If you sign up for the “Fresh Start Program” the I.R.S gives you the option to pay the tax arrears in convenient installments over the six-year tenure. There will be some nominal interest added on but the penalty climbs down to 0.25 percent which is mega-buck savings if you happen to be a zillionaire.
If you believe prevention is better than this type of tax cure, agree to pay taxes at quarterly intervals, readjust your withholdings if you anticipate windfalls through bonuses or salary hikes, and plough more money into your retirement fund to reduce your tax liability.
Your fourth manifest mistake: Tying the knot without a prenup
The much debated prenuptial agreement (or prenup for short) can be a lifesaver in more ways than one. This is a legal document that spells out precisely what happens to your assets following your divorce or death. It protects the assets you already own, and leaves you free of all liabilities where the spouse incurs debts through her actions. It also extends an umbrella of protection over your future income. The famous divorce of Madonna and film director Guy Ritchie is a case in point where the substantially richer Madonna dispensed with a prenup and had to shell out almost a fifth of her total assets to her ex.
In any marriage both partners may be at the same level financially, but over time one partner may gradually coast over the spouse in terms of aggregate earnings. Without a prenup, the disadvantaged partner can sue for half the earnings of the higher income partner. It’s not a comforting thought that being a high earner enables you to make up such losses, because what you have really lost is years (or decades?) that you faithfully invested in retirement funding that cannot be replicated easily. A postnuptial agreement after the wedding may not carry the same fizz as a prenup, but better cutch something than nothing at all.
The best approach is one that carries the weight of honesty. Tell your would-be spouse that there are assets that need to remain in your side of the family for various reasons and there is no point exposing the partner to your debts that are huge.

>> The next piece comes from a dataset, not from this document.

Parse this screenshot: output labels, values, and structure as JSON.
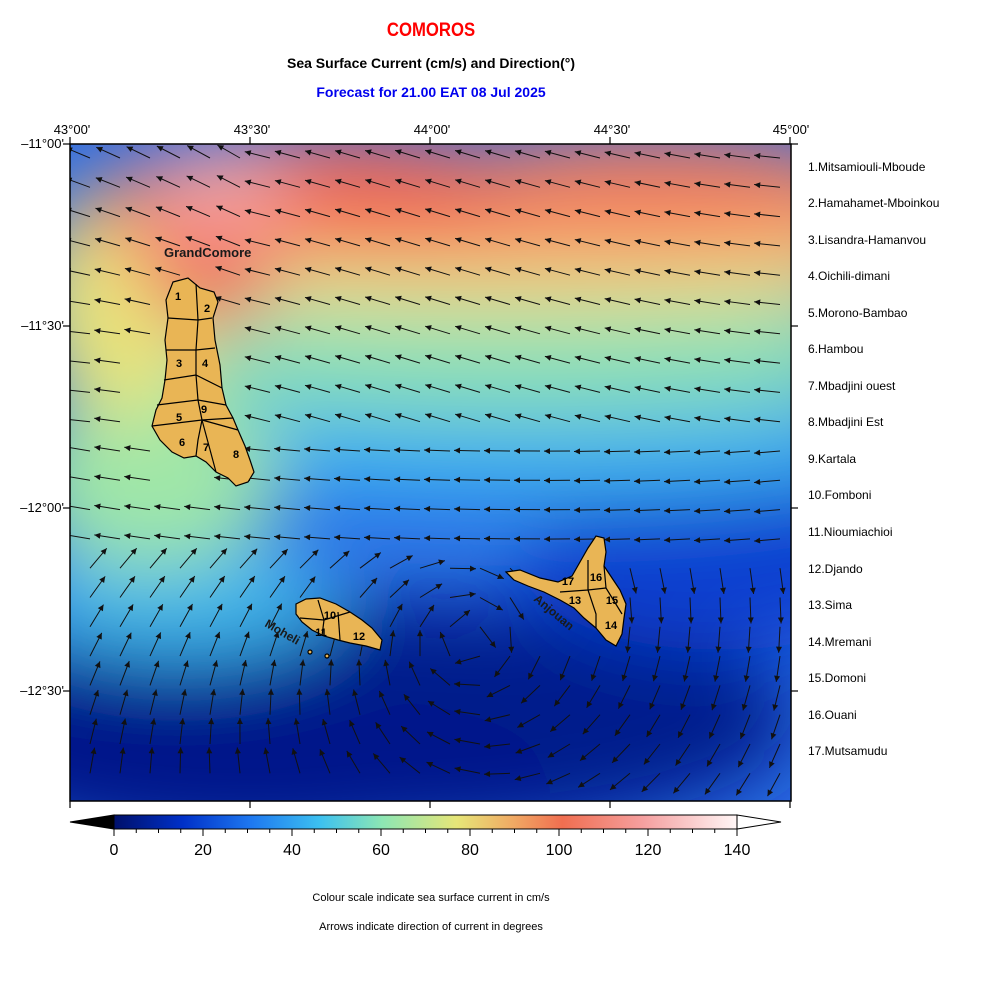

Free and frank discussions can do wonders to clear the air and help each individual find his or her financial feet in an uncertain world. An unseen, and as yet unacknowledged, advantage is that before the prenup gets signed, both the parties have to declare their full assets and liabilities without hiding anything.
Last but not the least; ensure that you engage a true blooded professional to handle your finances while maintaining complete control over the bulk of the transactions, withdrawals and investments that affect your future. Hiring a personal financial advisor is fine, but one shouldn’t extend a blanket license to any professional to mess with your money without your say so.